- Directed by: Carlo Borghesio
- Written by: Carlo Borghesio; Enzo Fiermonte; Tomaso Smith;
- Starring: Enzo Fiermonte; Vera Bergman; Erminio Spalla;
- Cinematography: Giovanni Pucci Aldo Tonti
- Edited by: Carlo Borghesio Gisa Radicchi Levi
- Music by: Giuseppe Savagnone
- Production companies: Industrie Cinematografiche Italiane Leo Film
- Distributed by: Variety Distribution
- Release date: February 1943;
- Running time: 85 minutes
- Country: Italy
- Language: Italian

= The Champion (1943 film) =

The Champion (Il campione) is a 1943 Italian sports film directed by Carlo Borghesio and starring Enzo Fiermonte, Vera Bergman and Erminio Spalla.

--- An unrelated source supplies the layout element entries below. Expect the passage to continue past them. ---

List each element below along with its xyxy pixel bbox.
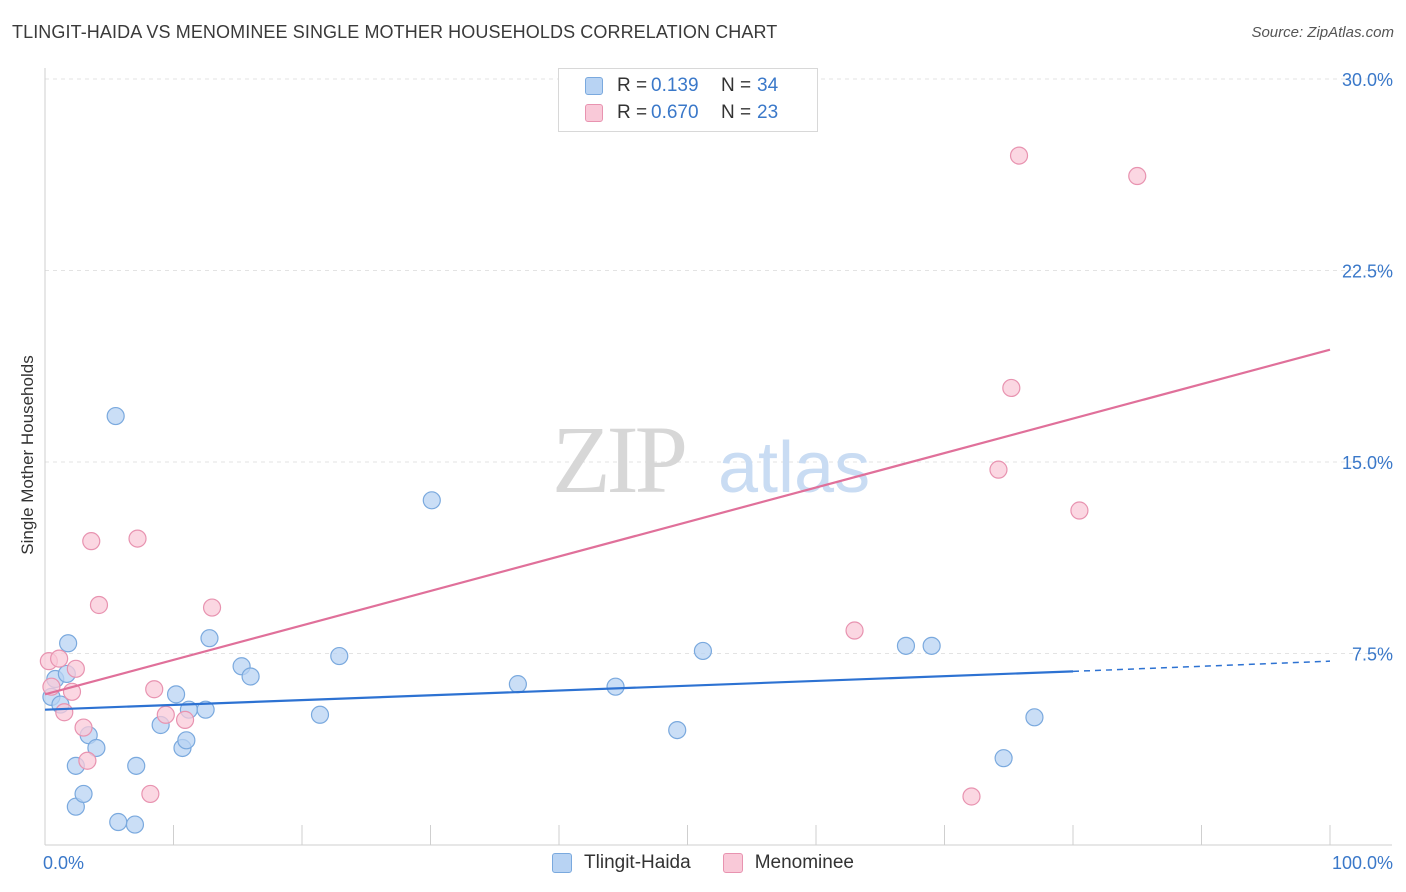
menominee-point	[1070, 501, 1089, 520]
menominee-point	[845, 621, 864, 640]
legend-n-value: 23	[757, 102, 779, 123]
menominee-point	[1009, 146, 1029, 165]
legend-label-tlingit-haida: Tlingit-Haida	[584, 852, 691, 873]
menominee-point	[145, 680, 164, 699]
menominee-point	[989, 460, 1008, 479]
axes	[44, 68, 1392, 846]
x-tick-label-min: 0.0%	[43, 853, 84, 873]
tlingit-haida-point	[1025, 708, 1044, 727]
watermark-atlas: atlas	[718, 428, 870, 508]
menominee-point	[55, 703, 74, 722]
legend-label-menominee: Menominee	[754, 852, 854, 873]
legend-row-tlingit-haida: R = 0.139 N = 34	[585, 74, 778, 98]
menominee-point	[1002, 378, 1021, 398]
tlingit-haida-point	[127, 756, 146, 775]
tlingit-haida-point	[87, 738, 106, 758]
tlingit-haida-point	[177, 731, 196, 750]
legend-r-label: R =	[617, 102, 648, 123]
tlingit-haida-point	[310, 705, 330, 724]
tlingit-haida-point	[200, 629, 219, 648]
legend-item-menominee: Menominee	[722, 852, 854, 874]
tlingit-haida-trend-line	[44, 670, 1074, 711]
legend-n-value: 34	[757, 75, 779, 96]
data-points	[39, 146, 1147, 834]
legend-r-value: 0.139	[651, 75, 699, 96]
chart-source: Source: ZipAtlas.com	[1251, 24, 1394, 41]
legend-item-tlingit-haida: Tlingit-Haida	[552, 852, 691, 874]
menominee-point	[82, 532, 101, 551]
tlingit-haida-point	[106, 406, 125, 426]
menominee-point	[50, 649, 69, 668]
menominee-point	[66, 659, 85, 678]
y-tick-label: 15.0%	[1342, 453, 1393, 473]
menominee-point	[141, 784, 160, 804]
tlingit-haida-point	[109, 812, 128, 832]
grid-lines	[45, 78, 1392, 654]
tlingit-haida-point	[422, 491, 441, 510]
tlingit-haida-point	[74, 784, 93, 804]
series-legend: Tlingit-Haida Menominee	[0, 852, 1406, 874]
menominee-point	[175, 710, 195, 729]
legend-n-label: N =	[721, 102, 752, 123]
tlingit-haida-point	[508, 675, 527, 694]
tlingit-haida-point	[606, 677, 625, 696]
tlingit-haida-trend-extension	[1072, 660, 1331, 673]
y-axis-label: Single Mother Households	[18, 355, 37, 555]
x-tick-label-max: 100.0%	[1332, 853, 1393, 873]
legend-swatch-pink	[585, 104, 603, 122]
menominee-point	[78, 751, 97, 770]
legend-swatch-pink	[722, 853, 743, 873]
legend-swatch-blue	[585, 77, 603, 95]
tlingit-haida-point	[330, 646, 349, 666]
menominee-point	[128, 529, 147, 548]
legend-n-label: N =	[721, 75, 752, 96]
menominee-point	[89, 595, 109, 615]
stats-legend: R = 0.139 N = 34 R = 0.670 N = 23	[558, 68, 818, 132]
tlingit-haida-point	[241, 667, 260, 686]
menominee-point	[962, 787, 981, 806]
legend-row-menominee: R = 0.670 N = 23	[585, 101, 778, 125]
menominee-point	[156, 705, 175, 724]
tlingit-haida-point	[994, 749, 1013, 768]
tlingit-haida-point	[922, 636, 941, 655]
menominee-point	[74, 718, 93, 737]
tlingit-haida-point	[196, 700, 215, 719]
y-tick-label: 7.5%	[1352, 645, 1393, 665]
legend-r-value: 0.670	[651, 102, 699, 123]
legend-swatch-blue	[552, 853, 573, 873]
legend-r-label: R =	[617, 75, 648, 96]
menominee-trend-line	[44, 348, 1331, 696]
tlingit-haida-point	[693, 641, 713, 661]
tick-labels: 7.5% 15.0% 22.5% 30.0% 0.0% 100.0%	[43, 70, 1393, 873]
watermark-zip: ZIP	[552, 406, 685, 513]
tlingit-haida-point	[166, 685, 186, 704]
tlingit-haida-point	[59, 634, 78, 653]
y-tick-label: 30.0%	[1342, 70, 1393, 90]
tlingit-haida-point	[668, 720, 687, 740]
chart-title: TLINGIT-HAIDA VS MENOMINEE SINGLE MOTHER…	[12, 22, 778, 42]
tlingit-haida-point	[896, 636, 916, 655]
tlingit-haida-point	[125, 815, 145, 834]
menominee-point	[202, 598, 222, 617]
y-tick-label: 22.5%	[1342, 262, 1393, 282]
trend-lines	[44, 348, 1331, 711]
menominee-point	[1128, 166, 1147, 186]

It was shot at the Fert Studios in Turin. The film's sets were designed by the art director Luigi Ricci.

==Synopsis==
A former boxer, now a trainer, discovers a young fighter who he feels has all the skills to become a champion. He takes him under his wing and begins to shape him into a fully rounded fighter. However the young man's success goes to his head and he becomes involved with a rich, vapid lady without realising that his trainer's daughter is in love with him.

==Cast==
- Enzo Fiermonte as Massimo
- Vera Bergman as Wanda Gregorovitch
- Erminio Spalla as Mario Martini
- Fiorella Betti as Bianca Martini, sua figlia
- Michele Riccardini as Federico
- Alessandra Adari
- Michele Bonaglia
- Mario Bosisio
- Luigi Garrone
- Amedeo Martini
- Bianca Martini
- Merlo Preciso
- Massimo Riccardi
- Vera Ruberti
- Mirella Scriatto
- Beniamino Serpi as Un pugile
- Vittorio Vaser

== Bibliography ==
- Roberto Chiti & Roberto Poppi. I film: Tutti i film italiani dal 1930 al 1944. Gremese Editore, 2005.